#112 Creative Destruction

Good evening, and happy Sunday!

This edition is a tale of two halves: drafted on one of the best-suited aircraft types for writing with pen and paper —an Airbus A350 to Madrid —and on one of the least suited —an ATR 72 (small propeller plane) to the Isle of Man.

The 20th-century economist Joseph Schumpeter once described capitalism as “the perennial gale of creative destruction”, a process through which innovation dismantles the old to make way for the new. New technologies and ideas destroy outdated models, but economies and societies benefit as capital flows to more productive uses.

I’ve been revisiting this concept at work, writing about artificial intelligence and financial market bubbles. Outside of work, I’ve been thinking about how the same forces operate within us.

Every day is a new opportunity

A thought that gives me great optimism and confidence in the trajectory of my life is knowing that I can wake up each morning and decide who I want to be that day. Any one of us can.

The beauty of the human mind is that a change in worldview changes the world viewed. Shifting our thoughts can radically change our experience of life. We have far more agency than we realise, but often we hold ourselves back.

Creative destruction of the self

Our sense of self isn’t fixed; it’s an evolving ecosystem of beliefs, habits, relationships, and identities competing for our time and attention. Some parts thrive, others quietly hold us back.
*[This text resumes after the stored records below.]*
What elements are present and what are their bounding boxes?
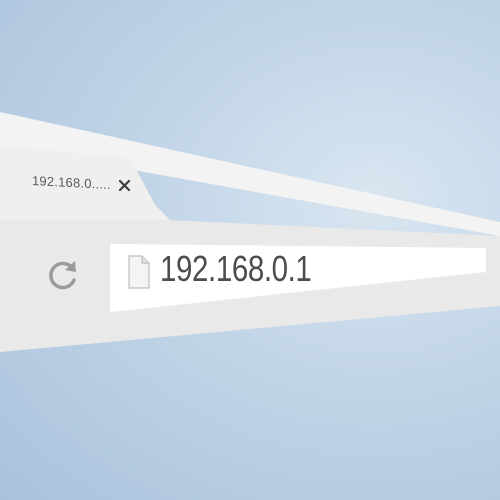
close-icon[interactable] <box>117 178 133 194</box>
reload-icon[interactable] <box>44 256 82 294</box>
browser-window: 192.168.0..... 192.168.0.1 <box>0 0 500 500</box>
page-icon <box>127 254 151 290</box>
address-url[interactable]: 192.168.0.1 <box>160 248 312 290</box>
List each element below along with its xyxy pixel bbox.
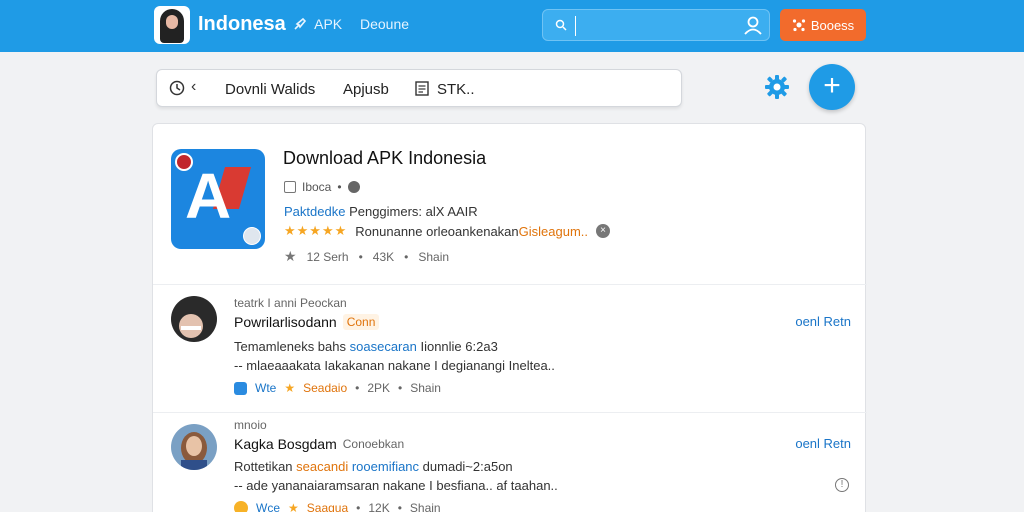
foot-separator: • — [355, 381, 360, 395]
boost-button[interactable]: Booess — [780, 9, 866, 41]
review-item: mnoio Kagka Bosgdam Conoebkan Rottetikan… — [153, 412, 867, 512]
app-title: Download APK Indonesia — [283, 148, 487, 168]
review-tag: Conoebkan — [342, 437, 405, 451]
review-line: Rottetikan seacandi rooemifianc dumadi~2… — [234, 459, 513, 474]
review-subtitle: mnoio — [234, 418, 267, 432]
nav-apk-label: APK — [314, 16, 343, 32]
review-line: Temamleneks bahs soasecaran Iionnlie 6:2… — [234, 339, 498, 354]
sparkle-icon — [792, 19, 805, 32]
review-author-name[interactable]: Powrilarlisodann — [234, 314, 337, 330]
brand-title[interactable]: Indonesa — [198, 13, 286, 36]
review-link-2[interactable]: rooemifianc — [352, 459, 419, 474]
review-footer: Wte ★ Seadaio • 2PK • Shain — [234, 381, 441, 395]
star-icon: ★ — [284, 381, 296, 395]
review-footer: Wce ★ Saagua • 12K • Shain — [234, 501, 441, 512]
rocket-icon — [294, 17, 307, 30]
developer-label: Paktdedke — [284, 204, 346, 219]
review-author: Kagka Bosgdam Conoebkan — [234, 436, 404, 452]
avatar-image — [171, 424, 217, 470]
review-foot-3: 2PK — [367, 381, 391, 395]
chevron-left-icon[interactable]: ‹ — [191, 78, 196, 96]
foot-separator: • — [356, 501, 361, 512]
rating-text: Ronunanne orleoankenakan — [355, 223, 519, 239]
verified-icon — [243, 227, 261, 245]
developer-text: Penggimers: alX AAIR — [349, 204, 478, 219]
review-foot-1[interactable]: Wce — [256, 501, 280, 512]
review-date: Iionnlie 6:2a3 — [420, 339, 498, 354]
add-button[interactable]: + — [809, 64, 855, 110]
review-foot-3: 12K — [368, 501, 390, 512]
stat-separator: • — [404, 249, 409, 264]
avatar-face — [166, 15, 178, 29]
stat-share[interactable]: Shain — [418, 250, 449, 264]
gear-icon[interactable] — [764, 74, 790, 100]
stat-downloads: 43K — [372, 249, 395, 264]
user-icon[interactable] — [743, 15, 763, 35]
avatar[interactable] — [171, 424, 217, 470]
review-body: -- mlaeaaakata Iakakanan nakane I degian… — [234, 358, 555, 373]
filter-toolbar: ‹ Dovnli Walids Apjusb STK.. — [156, 69, 682, 107]
app-icon[interactable]: A — [171, 149, 265, 249]
review-foot-2[interactable]: Saagua — [307, 501, 348, 512]
review-author-name[interactable]: Kagka Bosgdam — [234, 436, 337, 452]
close-icon[interactable]: × — [596, 224, 611, 238]
review-foot-4[interactable]: Shain — [410, 501, 441, 512]
stat-separator: • — [358, 249, 363, 264]
avatar-image — [171, 296, 217, 342]
app-stats: ★ 12 Serh • 43K • Shain — [284, 248, 449, 265]
search-icon — [555, 19, 567, 31]
review-subtitle: teatrk I anni Peockan — [234, 296, 347, 310]
foot-separator: • — [397, 501, 402, 512]
like-icon[interactable] — [234, 381, 247, 395]
toolbar-item-apjusb[interactable]: Apjusb — [343, 81, 389, 98]
search-input[interactable] — [575, 16, 725, 36]
review-date: dumadi~2:a5on — [422, 459, 513, 474]
rating-stars: ★★★★★ — [284, 223, 348, 238]
review-text: Temamleneks bahs — [234, 339, 346, 354]
nav-device[interactable]: Deoune — [360, 16, 409, 32]
nav-apk[interactable]: APK — [293, 16, 342, 32]
review-author: Powrilarlisodann Conn — [234, 314, 380, 330]
document-icon — [415, 81, 429, 96]
review-foot-2[interactable]: Seadaio — [303, 381, 347, 395]
stat-reviews: 12 Serh — [306, 249, 349, 264]
toolbar-item-stk[interactable]: STK.. — [437, 81, 475, 98]
review-tag: Conn — [342, 314, 380, 330]
logo-avatar[interactable] — [154, 6, 190, 44]
history-icon[interactable] — [169, 80, 185, 96]
app-developer[interactable]: Paktdedke Penggimers: alX AAIR — [284, 204, 478, 219]
category-icon — [284, 181, 296, 193]
boost-button-label: Booess — [810, 17, 855, 33]
review-link[interactable]: seacandi — [296, 459, 348, 474]
globe-icon — [347, 181, 360, 193]
emoji-icon[interactable] — [234, 501, 248, 512]
info-icon[interactable]: ! — [835, 478, 849, 492]
review-foot-1[interactable]: Wte — [255, 381, 276, 395]
avatar[interactable] — [171, 296, 217, 342]
star-icon: ★ — [284, 248, 297, 264]
review-item: teatrk I anni Peockan Powrilarlisodann C… — [153, 284, 867, 404]
search-box[interactable] — [542, 9, 770, 41]
review-link[interactable]: soasecaran — [350, 339, 417, 354]
toolbar-item-downloads[interactable]: Dovnli Walids — [225, 81, 315, 98]
review-body: -- ade yananaiaramsaran nakane I besfian… — [234, 478, 558, 493]
review-text: Rottetikan — [234, 459, 293, 474]
review-action-link[interactable]: oenl Retn — [795, 436, 851, 451]
star-icon: ★ — [288, 501, 299, 512]
review-action-link[interactable]: oenl Retn — [795, 314, 851, 329]
app-icon-letter: A — [185, 160, 232, 232]
app-meta: Iboca • — [284, 180, 360, 194]
top-bar: Indonesa APK Deoune Booess — [0, 0, 1024, 52]
meta-separator: • — [337, 180, 342, 194]
app-card: A Download APK Indonesia Iboca • Paktded… — [152, 123, 867, 512]
foot-separator: • — [398, 381, 403, 395]
app-meta-label: Iboca — [302, 180, 332, 194]
notification-badge-icon — [175, 153, 193, 171]
review-foot-4[interactable]: Shain — [410, 381, 441, 395]
app-rating: ★★★★★ Ronunanne orleoankenakan Gisleagum… — [284, 223, 611, 239]
rating-link[interactable]: Gisleagum.. — [519, 224, 588, 239]
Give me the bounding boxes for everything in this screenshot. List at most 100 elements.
Yet rather than allow them to fade, we often sustain them out of familiarity or sentiment, maintaining patterns that no longer serve us simply because they once did.

In economics, legacy industries resist disruption because they’ve invested too much in the past. We do the same. We defend outdated versions of ourselves—the achiever, the pleaser, the tough one—because they once kept us safe or made us successful. But what once produced growth can become a drag.

The brain on safety

Neuroscience shows that every repeated thought or behaviour strengthens specific neural pathways. They become efficient and automatic, even when they no longer serve us. To change, we must prune these old circuits so new ones can form; a process the brain initially experiences as discomfort or confusion.

Our brains are prediction engines. They minimise uncertainty by favouring the familiar, because unpredictability is metabolically costly and psychologically uncomfortable. This is why we cling to routines and consistent stories about ourselves. Behaviourally, it shows up as the status quo bias and loss aversion: we prefer the known to the unknown, even when change might serve us better.

This tendency preserves stability, but it can also limit growth.

Chaos before clarity

Growth often feels chaotic before it feels clear. During moments of transition, the old self dissolves faster than the new one can take shape. But beneath the surface, reallocation is happening: energy once locked in maintaining the old is being freed for something new.

Psychologists call this identity reconstruction; the rebuilding of one’s narrative after disruption. Just as markets find new equilibrium, the self reorganises around new meaning. Our brain’s plasticity, and our capacity for reframing, make reinvention entirely possible if we will it so.

Still, it requires courage. Creative destruction is rarely gentle. It asks us to release stories that once defined us and to admit that who we were no longer fits who we’re becoming.

The danger, of course, lies in constant reinvention without reflection; burning everything down without asking what should endure. The task isn’t simply to decide who you no longer want to be, but to refocus energy on who you wish to become.

An invitation

Look at your own life: your habits, beliefs, relationships.
Ask yourself: what part of me needs to end so that something better and more aligned with me at my core can begin?

Because sometimes, the most important innovation is internal.
In capitalism, destruction fuels progress.
In the self, it fuels becoming.

— AJ

On my bedside table:

🎙Podcast: The Knowledge Project - Daniel Kahneman: Algorithms make better decisions than you (Spotify) - One of the founding fathers of behavioural economics, this is one of Kahneman’s final podcasts. He passed away in 2024 at the age of 90.

💬 Quote: “There is only one success—to be able to spend your life in your own way.”